# How to bond with feral domestic pigeon?



## Charc15 (Jan 17, 2017)

Hey guys! I have a question about a pigeon which I posted about yesterday. I really want him to get more used to me and to people in general. Does anyone know how to do that? So far he will eat a few bites of food out of my hand, and seems to get excited when I come near or when he can see me, but settles down if I sit by his cage. But my biggest problem is, if I touch him or put my hand into his cage, he bites me! He let me "pet" him with one finger yesterday, he let me stroke him about ten to twenty times, and then bit me. I really want him to bond with me. If it helps, he has bitten me several times, but never broke skin nor drew blood. Just warning bites. The other day my mom tried too pick him up and he bit her and beat her with his wings, like a bird punch and "growled"... ? Anyone have ideas? Thanks in advance! 

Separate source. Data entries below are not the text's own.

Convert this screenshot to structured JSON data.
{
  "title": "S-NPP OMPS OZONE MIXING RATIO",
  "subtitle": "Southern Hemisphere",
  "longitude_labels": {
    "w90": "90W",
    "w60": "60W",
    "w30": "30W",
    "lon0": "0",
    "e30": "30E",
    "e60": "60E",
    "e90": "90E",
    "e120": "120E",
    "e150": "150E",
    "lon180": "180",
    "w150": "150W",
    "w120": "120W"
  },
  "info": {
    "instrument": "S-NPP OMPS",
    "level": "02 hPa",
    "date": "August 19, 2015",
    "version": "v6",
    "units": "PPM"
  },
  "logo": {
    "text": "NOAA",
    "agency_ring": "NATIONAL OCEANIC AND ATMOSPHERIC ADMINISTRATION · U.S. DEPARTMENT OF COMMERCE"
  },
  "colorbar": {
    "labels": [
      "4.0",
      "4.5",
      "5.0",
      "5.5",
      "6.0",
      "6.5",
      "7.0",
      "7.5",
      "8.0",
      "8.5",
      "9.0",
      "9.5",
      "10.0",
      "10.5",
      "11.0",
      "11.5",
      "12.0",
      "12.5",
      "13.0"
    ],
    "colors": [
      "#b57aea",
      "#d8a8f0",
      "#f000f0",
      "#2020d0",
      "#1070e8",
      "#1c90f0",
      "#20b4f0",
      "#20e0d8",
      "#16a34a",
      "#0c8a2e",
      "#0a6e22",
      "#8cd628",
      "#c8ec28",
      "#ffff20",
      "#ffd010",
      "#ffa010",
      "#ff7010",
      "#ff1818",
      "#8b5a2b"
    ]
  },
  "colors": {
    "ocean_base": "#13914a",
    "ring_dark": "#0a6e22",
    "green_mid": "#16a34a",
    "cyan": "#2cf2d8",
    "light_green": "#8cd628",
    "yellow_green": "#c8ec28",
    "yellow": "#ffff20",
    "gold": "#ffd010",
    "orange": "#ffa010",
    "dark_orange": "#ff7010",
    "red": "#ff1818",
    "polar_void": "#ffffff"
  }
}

Other than hating us, he seems to have settled down quite a bit, He's eating a lot and drinking. Very active little fella.


----------



## FredaH (Apr 5, 2016)

I have five pigeons I hand reared from eggs and all bite me when I intrude into their territory and put my hands in their cage. Outside the cage they are all over me, cooing and very friendly but they're not keen on me when I encroach on their personal space in the cage. You may find that when out your pigeon is completely different. I don't know if yours is a house or loft pigeon - mine are house pigeons with a secure safe room to fly in - but if you can let him out in a place where you are with him you may find he will become more friendly. 
My youngest feral (6months) is a terror in his cage with biting and hanging on to my skin, my tumbler male (5 months) is a biter and wing slapper in his cage and my hens are biters too if they have eggs (dummy eggs too) to protect. None were so defensive until they matured and now even without eggs they will beat me up, lol. It stings sometimes but doesn't draw blood, they make me laugh actually because of the transformation in them when they're outside and all loving again. It's just natural for them to guard their nest enclosure, like I say even if they don't have eggs. 
Try having him out with you and offer him some treats, throw a few to him and eventually try to get him feeding from your hand. Chopped raw peanuts and defrosted frozen peas are particular favourites with mine.


----------



## jowjowjow404 (Apr 13, 2017)

hello charc15, how would you know if a pigeon is a feral or a homer?


----------



## cwebster (Dec 11, 2010)

Our first pigeon was an injured nonreleasable feral. It took time and patience but putting toys on the cage and playing with her and favorite foods made her our beloved best friend after a few months.


----------